‘White with one sugar please,’ Frost said, and then smiled ruefully. ‘How strange that only the other day I said it’d be nice to chat over coffee some time. I’m still not sure of your motives for—’
‘Frost,’ Kim said, turning towards her. ‘Was there a time when you had my entire childhood history in a file in the boot of your car, which you chose to return to me unread?’
Frost nodded before taking a sip of the coffee Kim had slid towards her.
‘Well, let’s just leave it at that then, eh?’
Kim grabbed her coffee and opened the door to the garage.
‘Ooh, what’s in there?’ Frost asked, following her, cupping her own drink.
Kim stood aside.
‘Oh,’ Frost said, spying the bike parts on the king-size sheet. Kim didn’t mind the disappointed reaction. Few people saw the beauty in bike parts that she did.
‘It’s just rubbish.’
But she drew the line at that.
‘Frost, shut your mouth and go back to the—’
‘I mean, what exactly is it?’ Frost asked, ignoring her instruction and walking around the sheet.
‘It’s the beginning of the restoration of a Vincent Black Shadow.’
‘And that’s what you do to relax, restore old bikes?’
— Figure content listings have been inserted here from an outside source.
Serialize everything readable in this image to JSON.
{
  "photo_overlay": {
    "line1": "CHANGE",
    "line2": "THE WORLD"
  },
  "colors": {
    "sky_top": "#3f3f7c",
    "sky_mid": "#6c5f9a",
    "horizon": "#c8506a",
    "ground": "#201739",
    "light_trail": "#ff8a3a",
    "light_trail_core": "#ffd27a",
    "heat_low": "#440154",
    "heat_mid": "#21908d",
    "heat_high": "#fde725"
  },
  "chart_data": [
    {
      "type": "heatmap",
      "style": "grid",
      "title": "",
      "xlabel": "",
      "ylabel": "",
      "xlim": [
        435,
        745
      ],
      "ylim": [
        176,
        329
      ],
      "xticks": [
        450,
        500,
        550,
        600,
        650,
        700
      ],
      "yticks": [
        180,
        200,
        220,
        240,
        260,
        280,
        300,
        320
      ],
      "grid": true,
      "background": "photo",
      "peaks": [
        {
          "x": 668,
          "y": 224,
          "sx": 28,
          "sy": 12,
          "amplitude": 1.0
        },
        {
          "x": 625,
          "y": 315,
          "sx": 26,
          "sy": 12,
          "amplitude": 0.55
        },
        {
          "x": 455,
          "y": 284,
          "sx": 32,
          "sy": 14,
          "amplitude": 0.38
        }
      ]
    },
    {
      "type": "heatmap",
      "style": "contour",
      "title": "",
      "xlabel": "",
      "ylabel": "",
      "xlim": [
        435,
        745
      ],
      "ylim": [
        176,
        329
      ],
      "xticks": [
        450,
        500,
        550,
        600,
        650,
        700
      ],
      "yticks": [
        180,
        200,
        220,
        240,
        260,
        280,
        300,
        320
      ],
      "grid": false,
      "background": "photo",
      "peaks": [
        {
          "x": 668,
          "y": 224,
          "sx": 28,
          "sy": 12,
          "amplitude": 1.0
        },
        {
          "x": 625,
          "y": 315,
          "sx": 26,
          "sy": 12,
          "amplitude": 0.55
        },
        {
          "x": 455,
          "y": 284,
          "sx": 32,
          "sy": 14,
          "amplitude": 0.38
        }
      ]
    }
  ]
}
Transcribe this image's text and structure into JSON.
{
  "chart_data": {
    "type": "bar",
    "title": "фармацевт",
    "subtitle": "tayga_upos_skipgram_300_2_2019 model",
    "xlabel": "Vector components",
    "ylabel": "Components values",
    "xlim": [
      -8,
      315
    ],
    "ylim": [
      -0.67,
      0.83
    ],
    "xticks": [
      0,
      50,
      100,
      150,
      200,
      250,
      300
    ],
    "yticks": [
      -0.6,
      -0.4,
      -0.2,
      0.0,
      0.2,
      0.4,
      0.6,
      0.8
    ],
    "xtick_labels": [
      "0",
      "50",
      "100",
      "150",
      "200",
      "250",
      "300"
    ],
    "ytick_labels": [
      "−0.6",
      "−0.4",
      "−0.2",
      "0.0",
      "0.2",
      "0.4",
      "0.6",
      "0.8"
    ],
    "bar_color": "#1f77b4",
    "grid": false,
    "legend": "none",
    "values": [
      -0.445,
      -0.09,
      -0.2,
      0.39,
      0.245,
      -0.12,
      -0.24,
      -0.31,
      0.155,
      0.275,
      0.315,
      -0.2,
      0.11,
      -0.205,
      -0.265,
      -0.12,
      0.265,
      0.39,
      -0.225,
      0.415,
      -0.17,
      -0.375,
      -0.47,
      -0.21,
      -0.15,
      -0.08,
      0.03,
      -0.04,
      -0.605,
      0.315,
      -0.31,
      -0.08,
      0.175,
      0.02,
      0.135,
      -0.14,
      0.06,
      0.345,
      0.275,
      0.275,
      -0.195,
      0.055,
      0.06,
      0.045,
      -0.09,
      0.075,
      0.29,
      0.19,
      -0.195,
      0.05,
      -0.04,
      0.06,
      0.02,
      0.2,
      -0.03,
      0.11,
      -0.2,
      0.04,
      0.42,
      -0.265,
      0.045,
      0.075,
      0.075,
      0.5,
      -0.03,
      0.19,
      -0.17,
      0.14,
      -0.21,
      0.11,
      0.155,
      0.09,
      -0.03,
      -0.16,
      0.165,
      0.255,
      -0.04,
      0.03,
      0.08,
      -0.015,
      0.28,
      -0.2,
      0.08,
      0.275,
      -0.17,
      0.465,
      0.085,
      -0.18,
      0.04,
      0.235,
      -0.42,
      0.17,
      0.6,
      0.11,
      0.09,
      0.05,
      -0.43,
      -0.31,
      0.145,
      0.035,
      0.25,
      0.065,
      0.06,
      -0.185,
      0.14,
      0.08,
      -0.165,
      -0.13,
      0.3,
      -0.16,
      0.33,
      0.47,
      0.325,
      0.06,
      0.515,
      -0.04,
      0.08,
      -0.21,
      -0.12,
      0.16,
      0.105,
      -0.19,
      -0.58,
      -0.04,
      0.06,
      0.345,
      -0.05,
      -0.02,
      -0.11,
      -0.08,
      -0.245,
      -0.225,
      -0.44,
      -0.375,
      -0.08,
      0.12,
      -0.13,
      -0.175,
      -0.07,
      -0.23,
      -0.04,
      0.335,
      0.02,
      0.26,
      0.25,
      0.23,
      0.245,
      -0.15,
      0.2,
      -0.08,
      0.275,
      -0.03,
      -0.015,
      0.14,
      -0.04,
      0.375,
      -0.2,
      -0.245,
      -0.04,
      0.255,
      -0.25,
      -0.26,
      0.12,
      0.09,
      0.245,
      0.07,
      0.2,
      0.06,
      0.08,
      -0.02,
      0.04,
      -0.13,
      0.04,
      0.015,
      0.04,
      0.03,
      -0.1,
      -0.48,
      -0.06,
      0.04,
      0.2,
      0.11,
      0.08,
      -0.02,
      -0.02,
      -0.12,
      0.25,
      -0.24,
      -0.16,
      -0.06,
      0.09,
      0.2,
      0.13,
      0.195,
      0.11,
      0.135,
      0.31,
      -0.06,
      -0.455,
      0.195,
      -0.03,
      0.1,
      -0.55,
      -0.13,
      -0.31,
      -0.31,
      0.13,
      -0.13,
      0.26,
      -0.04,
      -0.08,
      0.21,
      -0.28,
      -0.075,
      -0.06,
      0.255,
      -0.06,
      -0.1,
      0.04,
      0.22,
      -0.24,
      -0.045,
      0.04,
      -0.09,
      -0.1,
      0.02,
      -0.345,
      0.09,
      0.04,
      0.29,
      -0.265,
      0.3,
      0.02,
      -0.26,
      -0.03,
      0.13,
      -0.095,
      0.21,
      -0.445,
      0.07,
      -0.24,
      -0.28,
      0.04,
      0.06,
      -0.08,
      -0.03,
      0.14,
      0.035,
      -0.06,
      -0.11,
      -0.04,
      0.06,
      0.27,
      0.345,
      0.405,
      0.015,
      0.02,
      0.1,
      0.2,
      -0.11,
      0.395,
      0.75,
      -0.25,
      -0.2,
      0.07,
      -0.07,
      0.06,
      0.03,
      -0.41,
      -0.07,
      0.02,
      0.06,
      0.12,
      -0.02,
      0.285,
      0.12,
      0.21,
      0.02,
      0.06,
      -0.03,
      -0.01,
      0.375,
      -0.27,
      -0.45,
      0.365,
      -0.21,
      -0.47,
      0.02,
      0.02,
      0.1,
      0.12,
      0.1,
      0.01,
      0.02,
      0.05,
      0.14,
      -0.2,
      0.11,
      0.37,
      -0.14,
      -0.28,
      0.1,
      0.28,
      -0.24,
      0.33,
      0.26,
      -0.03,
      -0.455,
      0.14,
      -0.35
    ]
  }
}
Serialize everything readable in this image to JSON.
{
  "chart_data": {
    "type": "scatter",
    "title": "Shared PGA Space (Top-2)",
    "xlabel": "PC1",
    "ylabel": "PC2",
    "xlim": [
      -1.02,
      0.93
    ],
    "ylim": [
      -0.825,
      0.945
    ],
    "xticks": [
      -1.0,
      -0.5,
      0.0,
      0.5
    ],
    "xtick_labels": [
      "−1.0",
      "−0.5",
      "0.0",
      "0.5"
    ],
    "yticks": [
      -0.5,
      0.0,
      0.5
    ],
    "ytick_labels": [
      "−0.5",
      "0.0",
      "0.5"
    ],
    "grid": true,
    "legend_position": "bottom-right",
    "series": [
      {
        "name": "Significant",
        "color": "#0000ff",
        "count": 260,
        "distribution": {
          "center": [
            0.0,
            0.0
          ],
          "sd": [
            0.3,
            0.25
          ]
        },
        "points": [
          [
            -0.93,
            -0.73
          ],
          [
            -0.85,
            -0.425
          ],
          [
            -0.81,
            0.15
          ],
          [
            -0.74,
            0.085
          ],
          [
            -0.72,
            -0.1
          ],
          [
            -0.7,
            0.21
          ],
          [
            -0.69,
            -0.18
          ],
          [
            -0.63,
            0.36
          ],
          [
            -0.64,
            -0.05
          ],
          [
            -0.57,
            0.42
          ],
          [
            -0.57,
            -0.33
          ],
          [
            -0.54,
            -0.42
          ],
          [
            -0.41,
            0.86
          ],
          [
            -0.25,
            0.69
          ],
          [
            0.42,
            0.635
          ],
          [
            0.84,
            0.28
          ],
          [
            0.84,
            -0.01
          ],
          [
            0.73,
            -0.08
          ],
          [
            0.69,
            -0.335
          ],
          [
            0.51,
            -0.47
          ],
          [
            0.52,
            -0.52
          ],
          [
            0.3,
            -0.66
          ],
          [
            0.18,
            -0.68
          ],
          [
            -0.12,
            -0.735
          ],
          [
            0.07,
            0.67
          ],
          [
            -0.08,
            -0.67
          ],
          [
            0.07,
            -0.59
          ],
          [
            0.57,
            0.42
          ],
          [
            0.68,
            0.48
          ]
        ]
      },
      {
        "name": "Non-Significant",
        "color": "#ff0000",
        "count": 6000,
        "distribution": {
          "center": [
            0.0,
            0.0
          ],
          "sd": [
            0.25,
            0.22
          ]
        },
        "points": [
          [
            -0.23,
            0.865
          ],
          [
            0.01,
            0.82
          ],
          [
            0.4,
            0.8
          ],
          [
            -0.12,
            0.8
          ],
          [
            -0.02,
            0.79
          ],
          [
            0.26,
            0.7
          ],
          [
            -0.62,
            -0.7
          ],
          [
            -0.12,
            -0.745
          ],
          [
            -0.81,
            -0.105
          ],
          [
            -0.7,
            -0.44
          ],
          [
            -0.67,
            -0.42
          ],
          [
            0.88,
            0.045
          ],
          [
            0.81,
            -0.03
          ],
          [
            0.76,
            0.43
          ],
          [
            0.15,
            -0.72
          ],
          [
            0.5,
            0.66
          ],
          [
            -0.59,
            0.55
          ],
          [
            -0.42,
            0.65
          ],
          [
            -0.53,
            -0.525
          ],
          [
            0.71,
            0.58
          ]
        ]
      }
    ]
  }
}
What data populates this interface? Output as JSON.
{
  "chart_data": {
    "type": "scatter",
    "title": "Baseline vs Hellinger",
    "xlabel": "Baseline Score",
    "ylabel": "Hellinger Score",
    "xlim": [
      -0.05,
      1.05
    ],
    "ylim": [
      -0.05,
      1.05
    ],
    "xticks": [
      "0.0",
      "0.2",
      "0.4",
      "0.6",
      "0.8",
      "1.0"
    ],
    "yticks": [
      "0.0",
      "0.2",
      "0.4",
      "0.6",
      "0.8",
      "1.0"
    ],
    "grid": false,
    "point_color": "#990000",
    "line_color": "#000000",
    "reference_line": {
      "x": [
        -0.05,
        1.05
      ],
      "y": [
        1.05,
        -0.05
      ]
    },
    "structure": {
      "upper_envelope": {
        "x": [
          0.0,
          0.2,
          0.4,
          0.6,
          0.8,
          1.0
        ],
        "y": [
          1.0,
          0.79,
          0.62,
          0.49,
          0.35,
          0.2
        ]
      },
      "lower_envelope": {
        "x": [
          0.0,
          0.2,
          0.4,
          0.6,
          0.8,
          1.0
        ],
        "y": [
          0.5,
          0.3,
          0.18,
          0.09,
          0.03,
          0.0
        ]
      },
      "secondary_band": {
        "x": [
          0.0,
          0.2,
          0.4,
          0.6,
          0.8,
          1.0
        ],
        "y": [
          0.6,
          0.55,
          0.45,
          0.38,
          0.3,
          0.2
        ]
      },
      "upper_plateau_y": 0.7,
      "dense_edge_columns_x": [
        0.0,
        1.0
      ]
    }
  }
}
‘Yep,’ Kim said, lowering herself to the ground. There was no point in switching on the iPod if Frost wasn’t going to bugger off.
‘Why?’
Kim thought about all the reasons she did it. The fact that the process took her back to the happiest three years of her life, when she’d spent hours with her foster father, Keith, while Erica had cooked in the next room, listening to her collection of classical music.
She thought about the fact that the finished product, when auctioned, paid anonymously for the communication equipment for a teenage girl with muscular dystrophy.
‘It helps me think,’ she answered, choosing to share none of these reasons with Frost.
‘So you gonna leave the angry bear to sleep now or what?’ Kim asked, steering the conversation away from herself. If Morley’s cronies were behind the ransacking of her home, that was her second warning.
‘Am I bollocks!’ Frost said, leaning against the countertop. ‘There’s no point starting a bun fight if you don’t bake enough dough.’
Kim raised an eyebrow at the analogy.
‘Tomorrow’s article is about the trial, for the good it will do.’
‘I’ve read your articles,’ Kim admitted. ‘They’re not bad, and you’ve certainly put the name of Trisha Morley on more people’s lips.’
‘It’s not enough,’ Frost said, pacing the room.
‘What exactly are you hoping for?’
‘A conviction. I want him to pay for what he’s done.’
‘Careful, Frost, you’re talking like an investigator,’ Kim warned. ‘It’s what we all want. The idea of that bastard walking free sickens every officer who came into contact with him or the case. You’ve done more than anyone outside of the force. You’ve given the victim an identity,’ Kim said. ‘And you’ve paid personally for it.’
Frost shrugged away her words. ‘But I still know that regardless of anything I’ve written, the bastard is going to get away with it.’